El razonamiento es sensato —la importancia de la paciencia y bla, bla, bla—, pero ese no es el punto. En teoría, los límites de velocidad obedecen a estudios técnicos cuyo objetivo es prevenir muertes y heridos serios. De ahí el nombre de las cámaras. La intención de los dispositivos, según los mandatarios locales y nacionales —este problema, por supuesto, se extiende mucho más allá de Bogotá—, es brindar mayor seguridad a todas las personas, previniendo los accidentes graves y convenciendo a las personas de manejar a velocidades menores.
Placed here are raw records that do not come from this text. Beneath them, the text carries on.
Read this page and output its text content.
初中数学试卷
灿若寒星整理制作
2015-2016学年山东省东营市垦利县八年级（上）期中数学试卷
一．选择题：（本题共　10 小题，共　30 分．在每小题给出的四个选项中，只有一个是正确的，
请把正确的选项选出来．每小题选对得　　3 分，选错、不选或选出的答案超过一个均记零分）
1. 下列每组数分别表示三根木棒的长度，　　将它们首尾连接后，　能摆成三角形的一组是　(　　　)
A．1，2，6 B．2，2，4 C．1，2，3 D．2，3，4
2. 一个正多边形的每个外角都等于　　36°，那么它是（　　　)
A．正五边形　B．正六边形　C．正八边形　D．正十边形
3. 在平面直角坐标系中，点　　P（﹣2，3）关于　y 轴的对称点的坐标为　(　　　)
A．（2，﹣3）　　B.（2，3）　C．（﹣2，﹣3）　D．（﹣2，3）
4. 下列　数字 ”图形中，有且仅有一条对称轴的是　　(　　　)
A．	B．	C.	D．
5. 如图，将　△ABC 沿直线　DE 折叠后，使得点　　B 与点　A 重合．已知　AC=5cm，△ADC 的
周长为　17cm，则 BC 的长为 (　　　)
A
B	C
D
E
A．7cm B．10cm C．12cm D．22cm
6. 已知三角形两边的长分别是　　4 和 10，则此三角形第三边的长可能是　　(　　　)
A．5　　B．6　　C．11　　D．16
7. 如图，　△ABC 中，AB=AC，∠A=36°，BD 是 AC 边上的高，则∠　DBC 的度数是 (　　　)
Pero las cifras muestran que las cámaras no cumplen ese fin. Todo indica que su función, más bien, es recolectar dinero. Si así lo es, la alcaldía actual debería admitirlo, cambiar el nombre de las cámaras, y asumir el costo político que trae mantener las decisiones de alcaldes expertos en disfrazar mentiras bajo mantos de supuesta experticia. Si, por el contrario, creen que las cámaras cumplen su propósito, tienen la responsabilidad de mostrar un estudio que cuando menos muestre una correlación entre el uso de los dispositivos y una disminución en el número de muertos y heridos.